His grace was grateful. That ache of love and nostalgia was in him again. They were driving beside the old park wall. Soon now they would be on the lime avenue and he would be home indeed. He wondered if all men felt about their homes as he did about his. It was like a part of his identity, a part of himself.
He thought in particular of that time six years before when he had returned after so long and so painful an absence. The porter’s wife had had her apron to her eyes, crying at the sight of him—her wrinkled face was wreathed in smiles now as she bobbed him a curtsy. He raised one hand in greeting and smiled at her. All the servants had been out on the upper terrace to greet him—they had even cheered him—and he would swear that their happiness had not been feigned.
And Thomas. The memory lost some of its luster. He had not thought—foolishly he had not thought of what the year of his reported death had meant to Thomas. He had been the Duke of Ridgeway and was now merely Lord Thomas Kent again.
The duke had always thought Thomas was fond of him, although they had had their differences and although they were only half-brothers—Thomas was the son of his father’s second wife. Perhaps he had been. Perhaps the blow of finding himself suddenly deprived of a title and property he had thought his had been just too much.
And Sybil later that same day. Sybil, about whom he had dreamed for weeks before that, ever since his memory had returned. Back in his arms again—for a brief moment. More beautiful than ever.
He would not think of it. He was coming home again now and there was excitement in him despite the fact that Sybil was there.
Mrs. Laycock and Jarvis, the butler, were standing at the top of the horseshoe steps before the
massive double doors leading into the hall. Dearly familiar. Mrs. Laycock had been housekeeper at Willoughby for as long as his grace could recall, and Jarvis had been at the house all his life, rising through the ranks of the footmen to his current position, which he had assumed four years before.

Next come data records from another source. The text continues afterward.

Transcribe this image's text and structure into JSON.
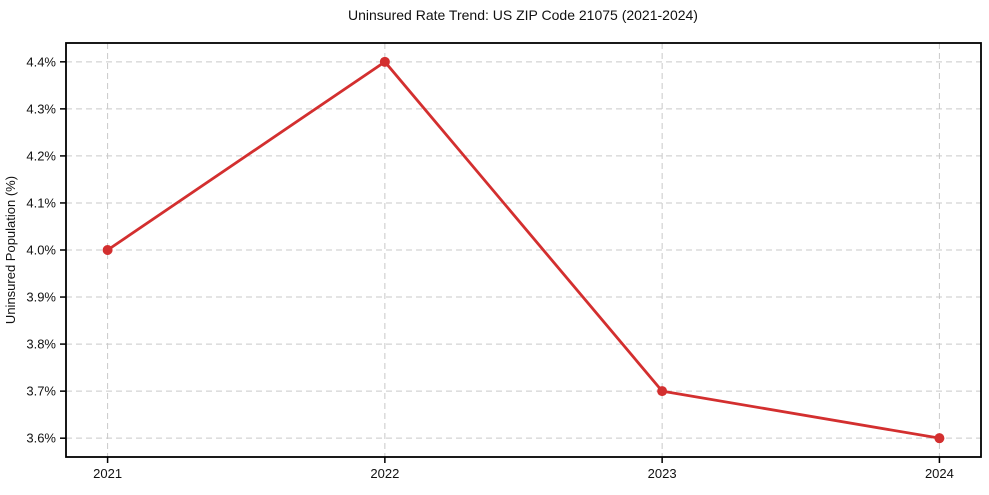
{
  "chart_data": {
    "type": "line",
    "title": "Uninsured Rate Trend: US ZIP Code 21075 (2021-2024)",
    "xlabel": "",
    "ylabel": "Uninsured Population (%)",
    "x": [
      2021,
      2022,
      2023,
      2024
    ],
    "values": [
      4.0,
      4.4,
      3.7,
      3.6
    ],
    "series": [
      {
        "name": "Uninsured Population (%)",
        "values": [
          4.0,
          4.4,
          3.7,
          3.6
        ]
      }
    ],
    "x_tick_labels": [
      "2021",
      "2022",
      "2023",
      "2024"
    ],
    "y_ticks": [
      3.6,
      3.7,
      3.8,
      3.9,
      4.0,
      4.1,
      4.2,
      4.3,
      4.4
    ],
    "y_tick_labels": [
      "3.6%",
      "3.7%",
      "3.8%",
      "3.9%",
      "4.0%",
      "4.1%",
      "4.2%",
      "4.3%",
      "4.4%"
    ],
    "xlim": [
      2020.85,
      2024.15
    ],
    "ylim": [
      3.56,
      4.44
    ],
    "grid": true,
    "grid_style": "dashed",
    "legend": false,
    "legend_position": "none",
    "line_color": "#d32f2f",
    "marker": "circle",
    "marker_size": 5,
    "line_width": 2.8,
    "grid_color": "#c9c9c9",
    "axis_color": "#000000",
    "text_color": "#111111",
    "background_color": "#ffffff"
  }
}
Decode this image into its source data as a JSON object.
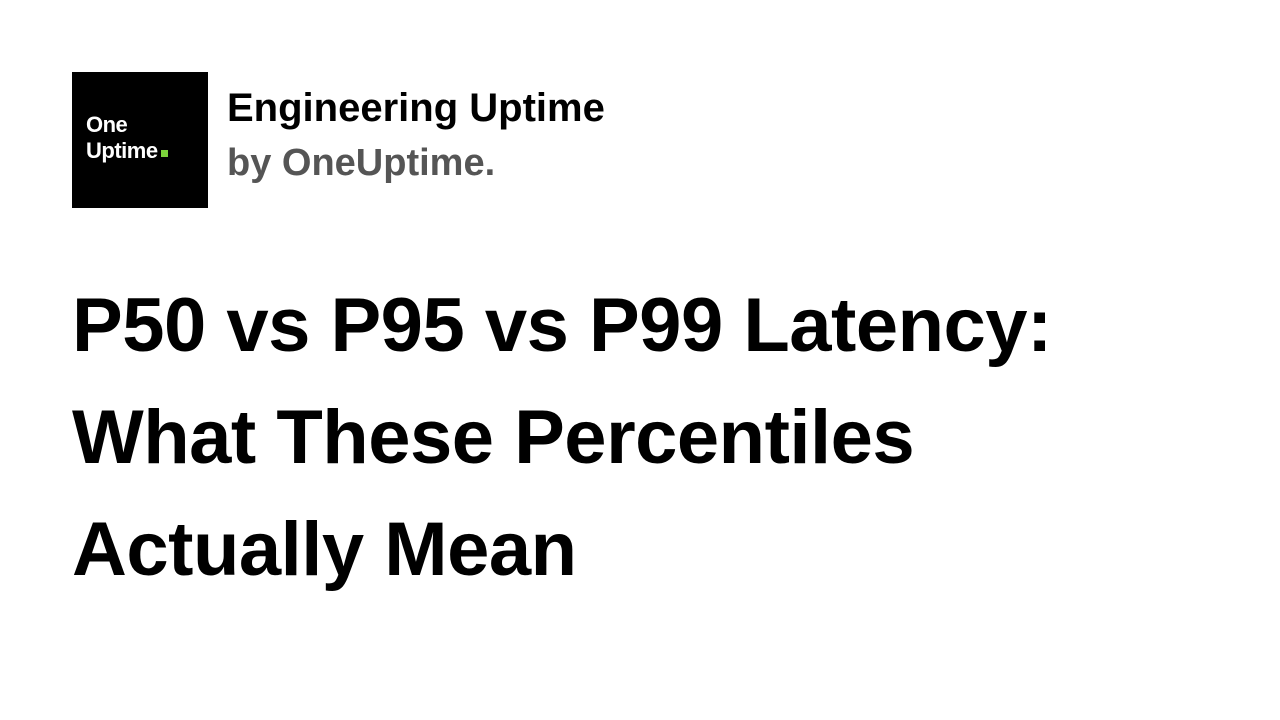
{
  "logo": {
    "line1": "One",
    "line2": "Uptime",
    "accent_color": "#7cd33c",
    "background_color": "#000000"
  },
  "brand": {
    "title": "Engineering Uptime",
    "subtitle": "by OneUptime."
  },
  "headline": {
    "lines": [
      "P50 vs P95 vs P99 Latency:",
      "What These Percentiles",
      "Actually Mean"
    ]
  }
}
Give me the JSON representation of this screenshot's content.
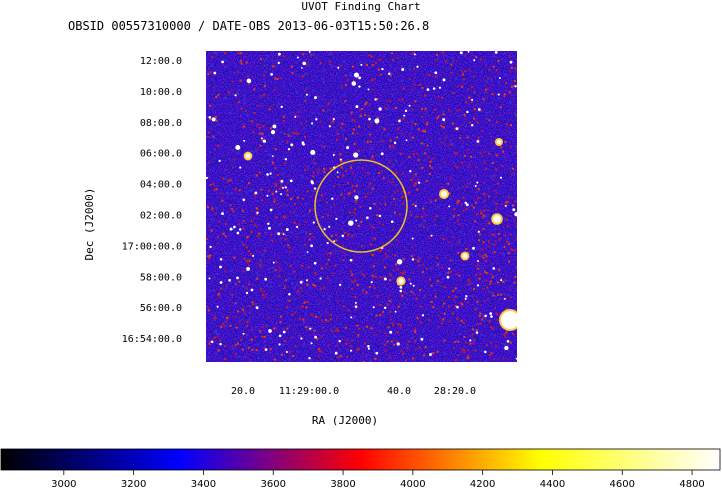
{
  "chart_data": {
    "type": "heatmap",
    "title": "UVOT Finding Chart",
    "subtitle": "OBSID 00557310000 / DATE-OBS 2013-06-03T15:50:26.8",
    "xlabel": "RA (J2000)",
    "ylabel": "Dec (J2000)",
    "x_tick_labels": [
      "20.0",
      "11:29:00.0",
      "40.0",
      "28:20.0"
    ],
    "y_tick_labels": [
      "12:00.0",
      "10:00.0",
      "08:00.0",
      "06:00.0",
      "04:00.0",
      "02:00.0",
      "17:00:00.0",
      "58:00.0",
      "56:00.0",
      "16:54:00.0"
    ],
    "colorbar": {
      "ticks": [
        3000,
        3200,
        3400,
        3600,
        3800,
        4000,
        4200,
        4400,
        4600,
        4800
      ],
      "range": [
        2820,
        4880
      ],
      "colors": [
        "#000000",
        "#0000ff",
        "#ff0000",
        "#ffff00",
        "#ffffff"
      ]
    },
    "region_circle_color": "#f0c020",
    "image_palette": {
      "background": "#2a2ab8",
      "noise": [
        "#1c1caa",
        "#3434d0",
        "#5020a8",
        "#a0185a",
        "#d02020",
        "#e84010"
      ],
      "stars": "#ffffff"
    }
  }
}
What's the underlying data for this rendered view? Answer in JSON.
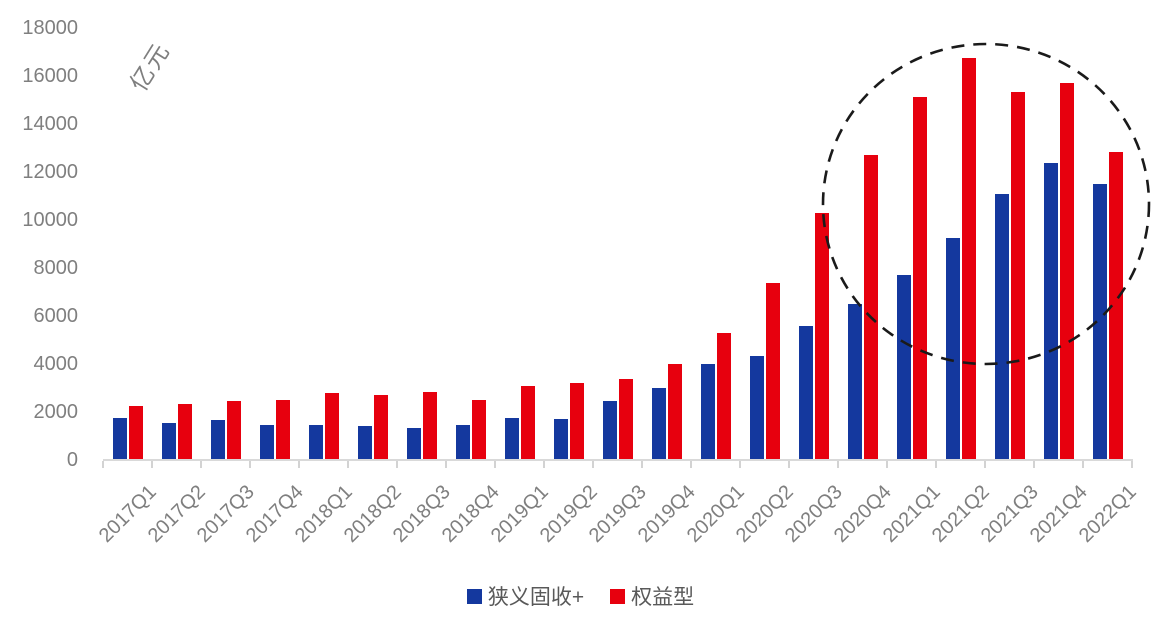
{
  "chart_data": {
    "type": "bar",
    "title": "",
    "xlabel": "",
    "ylabel": "亿元",
    "ylim": [
      0,
      18000
    ],
    "y_ticks": [
      0,
      2000,
      4000,
      6000,
      8000,
      10000,
      12000,
      14000,
      16000,
      18000
    ],
    "grid": "off",
    "legend_position": "bottom",
    "categories": [
      "2017Q1",
      "2017Q2",
      "2017Q3",
      "2017Q4",
      "2018Q1",
      "2018Q2",
      "2018Q3",
      "2018Q4",
      "2019Q1",
      "2019Q2",
      "2019Q3",
      "2019Q4",
      "2020Q1",
      "2020Q2",
      "2020Q3",
      "2020Q4",
      "2021Q1",
      "2021Q2",
      "2021Q3",
      "2021Q4",
      "2022Q1"
    ],
    "series": [
      {
        "name": "狭义固收+",
        "color": "#14389E",
        "values": [
          1700,
          1500,
          1630,
          1400,
          1400,
          1380,
          1300,
          1430,
          1700,
          1650,
          2400,
          2950,
          3950,
          4300,
          5550,
          6450,
          7650,
          9200,
          11050,
          12350,
          11450
        ]
      },
      {
        "name": "权益型",
        "color": "#E7000E",
        "values": [
          2200,
          2300,
          2400,
          2450,
          2750,
          2650,
          2800,
          2450,
          3050,
          3150,
          3350,
          3950,
          5250,
          7350,
          10250,
          12650,
          15100,
          16700,
          15300,
          15650,
          12800
        ]
      }
    ],
    "annotation": {
      "shape": "dashed-ellipse",
      "around": "2020Q4-2022Q1 bars",
      "color": "#1A1A1A"
    }
  },
  "style": {
    "background": "#FFFFFF",
    "axis_line_color": "#D9D9D9",
    "tick_label_color": "#7F7F7F",
    "legend_text_color": "#595959"
  }
}
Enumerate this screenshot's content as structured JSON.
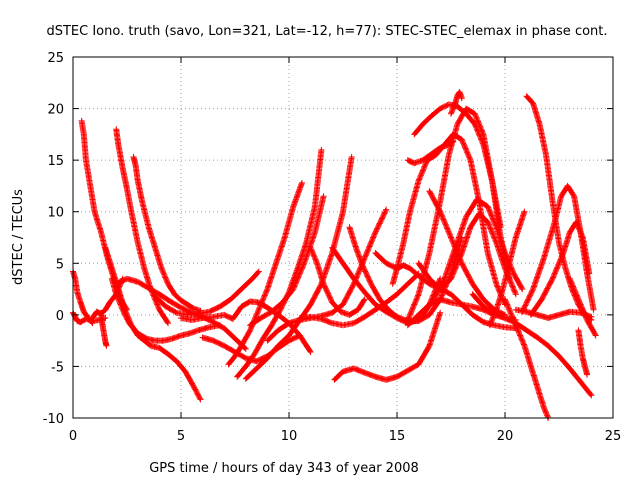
{
  "chart_data": {
    "type": "scatter",
    "title": "dSTEC Iono. truth (savo, Lon=321, Lat=-12, h=77): STEC-STEC_elemax in phase cont.",
    "xlabel": "GPS time / hours of day 343 of year 2008",
    "ylabel": "dSTEC  / TECUs",
    "xlim": [
      0,
      25
    ],
    "ylim": [
      -10,
      25
    ],
    "xticks": [
      0,
      5,
      10,
      15,
      20,
      25
    ],
    "yticks": [
      -10,
      -5,
      0,
      5,
      10,
      15,
      20,
      25
    ],
    "xtick_labels": [
      "0",
      "5",
      "10",
      "15",
      "20",
      "25"
    ],
    "ytick_labels": [
      "-10",
      "-5",
      "0",
      "5",
      "10",
      "15",
      "20",
      "25"
    ],
    "grid": true,
    "marker": "plus",
    "color": "#ff0000",
    "series": [
      {
        "x": [
          0.0,
          0.1,
          0.2,
          0.35,
          0.5,
          0.7,
          0.9
        ],
        "y": [
          4.2,
          3.5,
          2.2,
          1.2,
          0.3,
          -0.3,
          -0.8
        ]
      },
      {
        "x": [
          0.0,
          0.1,
          0.2,
          0.35,
          0.6,
          0.9,
          1.2,
          1.5
        ],
        "y": [
          0.2,
          -0.2,
          -0.6,
          -0.7,
          -0.4,
          -0.6,
          -0.5,
          -0.3
        ]
      },
      {
        "x": [
          0.4,
          0.5,
          0.6,
          0.8,
          1.0,
          1.3,
          1.6,
          1.9,
          2.2,
          2.5
        ],
        "y": [
          18.8,
          17.5,
          15.0,
          12.5,
          10.0,
          8.0,
          5.5,
          3.5,
          1.5,
          0.5
        ]
      },
      {
        "x": [
          0.9,
          1.1,
          1.3,
          1.5,
          1.7,
          2.0,
          2.3
        ],
        "y": [
          -0.3,
          0.3,
          0.1,
          0.5,
          1.2,
          2.0,
          3.5
        ]
      },
      {
        "x": [
          1.3,
          1.35,
          1.4,
          1.45,
          1.5,
          1.55
        ],
        "y": [
          0.2,
          -0.7,
          -1.4,
          -2.0,
          -2.6,
          -3.0
        ]
      },
      {
        "x": [
          2.0,
          2.1,
          2.3,
          2.5,
          2.7,
          3.0,
          3.3,
          3.6,
          4.0,
          4.4
        ],
        "y": [
          18.0,
          16.5,
          14.2,
          12.2,
          10.0,
          7.0,
          4.5,
          2.5,
          0.5,
          -0.8
        ]
      },
      {
        "x": [
          1.5,
          1.8,
          2.1,
          2.4,
          2.7,
          3.0,
          3.3,
          3.6,
          4.0,
          4.4,
          4.8,
          5.2,
          5.6,
          5.9
        ],
        "y": [
          6.5,
          4.5,
          2.5,
          0.5,
          -1.0,
          -2.0,
          -2.5,
          -3.0,
          -3.2,
          -3.8,
          -4.5,
          -5.5,
          -7.0,
          -8.2
        ]
      },
      {
        "x": [
          2.8,
          2.9,
          3.0,
          3.2,
          3.5,
          3.8,
          4.1,
          4.4,
          4.7,
          5.0,
          5.3,
          5.6,
          5.9
        ],
        "y": [
          15.3,
          14.5,
          13.0,
          11.0,
          8.5,
          6.5,
          4.5,
          3.0,
          2.0,
          1.4,
          1.0,
          0.6,
          0.4
        ]
      },
      {
        "x": [
          1.8,
          2.0,
          2.3,
          2.6,
          3.0,
          3.4,
          3.8,
          4.2,
          4.6,
          5.0,
          5.4,
          5.8,
          6.3,
          6.8
        ],
        "y": [
          3.5,
          2.0,
          0.5,
          -0.8,
          -1.8,
          -2.3,
          -2.5,
          -2.5,
          -2.3,
          -2.0,
          -1.8,
          -1.5,
          -1.2,
          -1.0
        ]
      },
      {
        "x": [
          2.0,
          2.5,
          3.0,
          3.5,
          4.0,
          4.5,
          5.0,
          5.5,
          6.0,
          6.5,
          7.0,
          7.5,
          8.0
        ],
        "y": [
          3.0,
          3.5,
          3.2,
          2.6,
          2.0,
          1.3,
          0.7,
          0.2,
          -0.2,
          -0.7,
          -1.3,
          -2.3,
          -3.3
        ]
      },
      {
        "x": [
          3.8,
          4.3,
          4.8,
          5.3,
          5.8,
          6.3,
          6.8,
          7.3,
          7.8,
          8.3,
          8.6
        ],
        "y": [
          1.8,
          0.8,
          0.2,
          0.0,
          0.1,
          0.3,
          0.8,
          1.5,
          2.5,
          3.5,
          4.2
        ]
      },
      {
        "x": [
          5.0,
          5.5,
          6.0,
          6.5,
          7.0,
          7.4,
          7.8,
          8.2,
          8.6,
          9.0,
          9.5,
          10.0,
          10.5,
          11.0
        ],
        "y": [
          -0.3,
          -0.5,
          -0.3,
          -0.2,
          0.0,
          -0.4,
          0.8,
          1.3,
          1.2,
          0.7,
          0.0,
          -0.8,
          -2.0,
          -3.6
        ]
      },
      {
        "x": [
          6.0,
          6.5,
          7.0,
          7.5,
          8.0,
          8.5,
          9.0,
          9.5,
          10.0,
          10.5
        ],
        "y": [
          -2.2,
          -2.5,
          -3.0,
          -3.6,
          -4.2,
          -4.5,
          -4.0,
          -3.2,
          -2.5,
          -2.0
        ]
      },
      {
        "x": [
          7.2,
          7.5,
          7.8,
          8.2,
          8.6,
          9.0,
          9.4,
          9.8,
          10.2,
          10.6
        ],
        "y": [
          -4.8,
          -4.0,
          -3.0,
          -1.5,
          0.5,
          2.5,
          5.0,
          7.5,
          10.5,
          12.8
        ]
      },
      {
        "x": [
          7.6,
          8.0,
          8.4,
          8.8,
          9.2,
          9.6,
          10.0,
          10.4,
          10.8,
          11.2,
          11.5
        ],
        "y": [
          -6.0,
          -5.0,
          -3.8,
          -2.3,
          -1.0,
          0.5,
          2.2,
          4.5,
          7.0,
          10.5,
          16.0
        ]
      },
      {
        "x": [
          8.0,
          8.5,
          9.0,
          9.5,
          10.0,
          10.5,
          11.0,
          11.5,
          12.0,
          12.5,
          12.9
        ],
        "y": [
          -6.2,
          -5.2,
          -4.2,
          -3.0,
          -2.0,
          -0.5,
          1.0,
          3.0,
          6.0,
          10.0,
          15.3
        ]
      },
      {
        "x": [
          8.2,
          8.7,
          9.2,
          9.7,
          10.2,
          10.7,
          11.2,
          11.6
        ],
        "y": [
          -1.0,
          -0.3,
          0.3,
          1.2,
          2.5,
          5.0,
          8.0,
          11.5
        ]
      },
      {
        "x": [
          9.0,
          9.5,
          10.0,
          10.5,
          11.0,
          11.5,
          12.0,
          12.5,
          13.0,
          13.5,
          14.0,
          14.5
        ],
        "y": [
          -2.5,
          -1.5,
          -0.8,
          -0.5,
          -0.3,
          -0.1,
          0.2,
          1.0,
          3.0,
          5.5,
          8.0,
          10.2
        ]
      },
      {
        "x": [
          11.0,
          11.3,
          11.6,
          12.0,
          12.4,
          12.8,
          13.2,
          13.5
        ],
        "y": [
          6.5,
          5.0,
          3.0,
          1.2,
          0.3,
          0.0,
          0.5,
          1.5
        ]
      },
      {
        "x": [
          10.5,
          11.0,
          11.5,
          12.0,
          12.5,
          13.0,
          13.5,
          14.0,
          14.5,
          15.0,
          15.5,
          16.0
        ],
        "y": [
          -0.3,
          -0.2,
          -0.4,
          -0.8,
          -1.0,
          -0.8,
          -0.2,
          0.5,
          1.2,
          2.0,
          3.0,
          4.0
        ]
      },
      {
        "x": [
          12.0,
          12.5,
          13.0,
          13.5,
          14.0,
          14.5,
          15.0,
          15.5,
          16.0,
          16.5,
          17.0
        ],
        "y": [
          6.5,
          5.0,
          3.5,
          2.2,
          1.0,
          0.3,
          -0.3,
          -0.8,
          -0.5,
          1.0,
          3.5
        ]
      },
      {
        "x": [
          12.8,
          13.1,
          13.4,
          13.8,
          14.2,
          14.6,
          15.0,
          15.5,
          16.0,
          16.5,
          17.0,
          17.5,
          18.0
        ],
        "y": [
          8.5,
          6.5,
          4.8,
          3.0,
          1.5,
          0.5,
          -0.2,
          -0.6,
          -0.6,
          0.0,
          1.5,
          4.0,
          7.5
        ]
      },
      {
        "x": [
          12.1,
          12.5,
          13.0,
          13.5,
          14.0,
          14.5,
          15.0,
          15.5,
          16.0,
          16.5,
          17.0
        ],
        "y": [
          -6.3,
          -5.5,
          -5.2,
          -5.6,
          -6.0,
          -6.3,
          -6.0,
          -5.4,
          -4.8,
          -3.0,
          0.2
        ]
      },
      {
        "x": [
          14.0,
          14.5,
          15.0,
          15.3,
          15.6,
          16.0,
          16.5,
          17.0,
          17.5,
          18.0,
          18.5,
          19.0,
          19.5,
          20.0,
          20.5
        ],
        "y": [
          6.0,
          5.0,
          4.5,
          4.8,
          4.5,
          3.8,
          3.0,
          2.5,
          2.0,
          1.0,
          0.0,
          -0.7,
          -1.0,
          -1.2,
          -1.3
        ]
      },
      {
        "x": [
          14.8,
          15.0,
          15.3,
          15.6,
          16.0,
          16.4,
          16.8,
          17.2,
          17.6,
          18.0,
          18.4,
          18.8,
          19.2,
          19.6,
          20.0
        ],
        "y": [
          3.0,
          4.5,
          7.0,
          10.0,
          13.0,
          15.0,
          15.5,
          16.5,
          17.5,
          17.0,
          15.0,
          11.0,
          6.0,
          3.0,
          1.0
        ]
      },
      {
        "x": [
          15.5,
          16.0,
          16.5,
          17.0,
          17.4,
          17.8,
          18.2,
          18.6,
          19.0,
          19.4,
          19.8,
          20.2
        ],
        "y": [
          -0.5,
          2.0,
          6.0,
          11.0,
          15.5,
          18.5,
          20.0,
          19.5,
          17.5,
          13.0,
          7.5,
          3.5
        ]
      },
      {
        "x": [
          15.8,
          16.2,
          16.6,
          17.0,
          17.4,
          17.8,
          18.2,
          18.6,
          19.0,
          19.4,
          19.8
        ],
        "y": [
          17.5,
          18.5,
          19.3,
          20.0,
          20.4,
          20.2,
          19.5,
          18.5,
          16.5,
          13.0,
          8.5
        ]
      },
      {
        "x": [
          15.5,
          15.8,
          16.2,
          16.6,
          17.0,
          17.4,
          17.6
        ],
        "y": [
          15.0,
          14.7,
          15.0,
          15.6,
          16.2,
          16.5,
          16.8
        ]
      },
      {
        "x": [
          16.5,
          17.0,
          17.5,
          18.0,
          18.5,
          19.0,
          19.5,
          20.0
        ],
        "y": [
          12.0,
          10.0,
          7.5,
          5.0,
          3.0,
          1.5,
          0.5,
          0.0
        ]
      },
      {
        "x": [
          16.0,
          16.5,
          17.0,
          17.5,
          18.0,
          18.4,
          18.8,
          19.2,
          19.6,
          20.0,
          20.5
        ],
        "y": [
          5.0,
          3.5,
          2.5,
          3.5,
          6.0,
          8.5,
          9.8,
          9.0,
          7.0,
          4.5,
          2.0
        ]
      },
      {
        "x": [
          16.2,
          16.7,
          17.2,
          17.7,
          18.2,
          18.7,
          19.2,
          19.6,
          20.0,
          20.4,
          20.8
        ],
        "y": [
          0.0,
          1.5,
          3.5,
          6.5,
          9.5,
          11.2,
          10.5,
          8.5,
          6.0,
          4.0,
          2.5
        ]
      },
      {
        "x": [
          15.5,
          16.0,
          16.5,
          17.0,
          17.5,
          18.0,
          18.5,
          19.0,
          19.5,
          20.0,
          20.5
        ],
        "y": [
          -1.0,
          0.0,
          1.0,
          1.5,
          1.2,
          1.0,
          0.8,
          0.5,
          0.0,
          -0.3,
          -0.5
        ]
      },
      {
        "x": [
          17.5,
          17.7,
          17.8,
          17.9,
          18.0
        ],
        "y": [
          19.5,
          20.5,
          21.3,
          21.6,
          21.0
        ]
      },
      {
        "x": [
          18.5,
          19.0,
          19.5,
          20.0,
          20.5,
          21.0,
          21.5,
          22.0,
          22.5,
          23.0,
          23.5,
          24.0
        ],
        "y": [
          2.0,
          0.8,
          0.2,
          -0.3,
          -0.8,
          -1.5,
          -2.2,
          -3.0,
          -4.0,
          -5.2,
          -6.5,
          -7.8
        ]
      },
      {
        "x": [
          20.0,
          20.3,
          20.6,
          20.9,
          21.2,
          21.5,
          21.8,
          22.0
        ],
        "y": [
          1.5,
          0.0,
          -1.5,
          -3.0,
          -5.0,
          -7.0,
          -9.0,
          -10.0
        ]
      },
      {
        "x": [
          19.3,
          19.6,
          19.9,
          20.2,
          20.5,
          20.9
        ],
        "y": [
          -1.0,
          0.5,
          2.5,
          5.0,
          7.5,
          10.0
        ]
      },
      {
        "x": [
          21.0,
          21.3,
          21.6,
          21.9,
          22.2,
          22.5,
          22.8,
          23.1,
          23.4,
          23.7,
          24.0
        ],
        "y": [
          21.2,
          20.5,
          18.5,
          15.5,
          11.0,
          7.0,
          4.5,
          2.5,
          1.0,
          0.0,
          -0.5
        ]
      },
      {
        "x": [
          20.8,
          21.3,
          21.8,
          22.3,
          22.6,
          22.9,
          23.2,
          23.5,
          23.8,
          24.1
        ],
        "y": [
          0.3,
          2.5,
          5.5,
          9.0,
          11.5,
          12.5,
          11.5,
          8.0,
          4.0,
          0.5
        ]
      },
      {
        "x": [
          21.2,
          21.7,
          22.2,
          22.7,
          23.0,
          23.3,
          23.6,
          23.9
        ],
        "y": [
          0.0,
          1.5,
          3.5,
          6.0,
          8.0,
          9.0,
          7.5,
          4.0
        ]
      },
      {
        "x": [
          20.5,
          21.0,
          21.5,
          22.0,
          22.5,
          23.0,
          23.5,
          24.0
        ],
        "y": [
          0.5,
          0.3,
          0.0,
          -0.3,
          0.0,
          0.3,
          0.2,
          -0.2
        ]
      },
      {
        "x": [
          23.4,
          23.5,
          23.6,
          23.7,
          23.8
        ],
        "y": [
          -1.5,
          -3.0,
          -4.2,
          -5.0,
          -5.8
        ]
      },
      {
        "x": [
          23.0,
          23.4,
          23.8,
          24.2
        ],
        "y": [
          3.5,
          1.5,
          -0.5,
          -2.0
        ]
      }
    ]
  }
}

Mrs. Laycock curtsied and Jarvis inclined his body into the bow that had stiffened noticeably the very day of his promotion. The duke smiled and greeted them.
Sybil had not come outside or even into the hall to meet him. She was in her sitting room, Mrs. Laycock informed him.
Almost an hour passed before he attended her there. Sybil would not appreciate being greeted by an eager husband dressed in the creased garments he had traveled in. He bathed and changed first.
His wife was reclining on the daybed in her sitting room. She did not rise at his entry.
“Adam,” she said breathlessly, smiling at him. The same beautiful, fragile, wide-eyed Sybil he had fallen in love with once upon a time. “Did you have a comfortable journey?”
He bent over her to kiss her and she turned her cheek to his lips. “How are you, Sybil?” he asked. There was a high flush on her cheeks.
“Well,” she said. “Bored. Sir Cecil Hayward held a dinner last evening and entertained the company with stories of his new hunter and praises of his hounds. I left early. I could not stop yawning.”
“He is, I’m afraid, just a typical country gentleman,” he said with a smile. “Have you recovered from your chill?”
She shrugged. “You are not going to fuss, are you?” she said. “Nanny does enough of that.”
“I must remember to thank Nanny, then,” he said. “How is Pamela?”
“Well,” she said, “despite circumstances, the poor darling. You really must get rid of that governess, Adam. What whim was it that made you send her here?”
“Is she not doing a good job?” he asked.
“Pamela is too young to be spending hours in a schoolroom,” she said. “And she dislikes her governess. I would like to know what she was to you, Adam.”
“Houghton hired her,” he said. “Whom have you invited here apart from Chesterton?”